Later in the evening, after informing Katya that "[w]hen a herd of buffalo gallop across the pampas the whole earth trembles and the frightened mustangs kick and neigh," Tchetchevitsin shocks her even more by revealing that his real name is Montezuma Hawk Claw, the Chieftain of the Invincible. Before going to bed, Katya and Sonya overhear the boys' conversation, and thus learn that they are planning to run away to America in search of gold. Horrified, they decide against telling the mother. "Volodia will bring us gold and ivory from America, but if you tell mamma she won't let him go!" Sonya explains.

The boys' absence is discovered the next day, when it's time to lunch. A search, made throughout the village, brings no result, and the family is desperate. It's only the following morning that the policeman arrives with some papers to be signed, and after him a posting sleigh, transporting the fugitives back home, to everybody's delight. It turns out that the two had been stopped at the hotel in the town, where they were going about asking people where they could buy gunpowder for a pistol that they'd been able to procure beforehand.

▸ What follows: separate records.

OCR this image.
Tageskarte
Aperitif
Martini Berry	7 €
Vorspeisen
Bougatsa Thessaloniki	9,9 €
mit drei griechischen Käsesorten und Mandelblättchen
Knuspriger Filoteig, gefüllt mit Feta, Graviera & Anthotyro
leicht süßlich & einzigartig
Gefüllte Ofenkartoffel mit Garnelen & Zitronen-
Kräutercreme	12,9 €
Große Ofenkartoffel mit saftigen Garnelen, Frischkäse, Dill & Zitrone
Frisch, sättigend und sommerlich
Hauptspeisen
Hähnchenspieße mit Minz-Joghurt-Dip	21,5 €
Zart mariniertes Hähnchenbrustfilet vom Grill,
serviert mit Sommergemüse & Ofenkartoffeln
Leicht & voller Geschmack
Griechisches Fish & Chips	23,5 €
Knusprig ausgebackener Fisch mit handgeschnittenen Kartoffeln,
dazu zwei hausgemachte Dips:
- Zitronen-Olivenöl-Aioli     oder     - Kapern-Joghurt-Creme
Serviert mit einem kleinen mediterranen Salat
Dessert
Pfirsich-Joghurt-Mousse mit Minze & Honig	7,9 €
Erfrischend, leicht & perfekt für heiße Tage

Chechevitsyn, as an established instigator, is being sent home, but only after he leaves an autograph in the awe-stricken Katya's journal: "Montezuma the Hawk Claw".

== Critical reception==
Several critics, including A. Basargin (in Moskovskiye Vedomosti) and Viktor Goltsev considered "Boys" to be a fine work. Leo Tolstoy included it in his personal list of Chekhov's best short stories.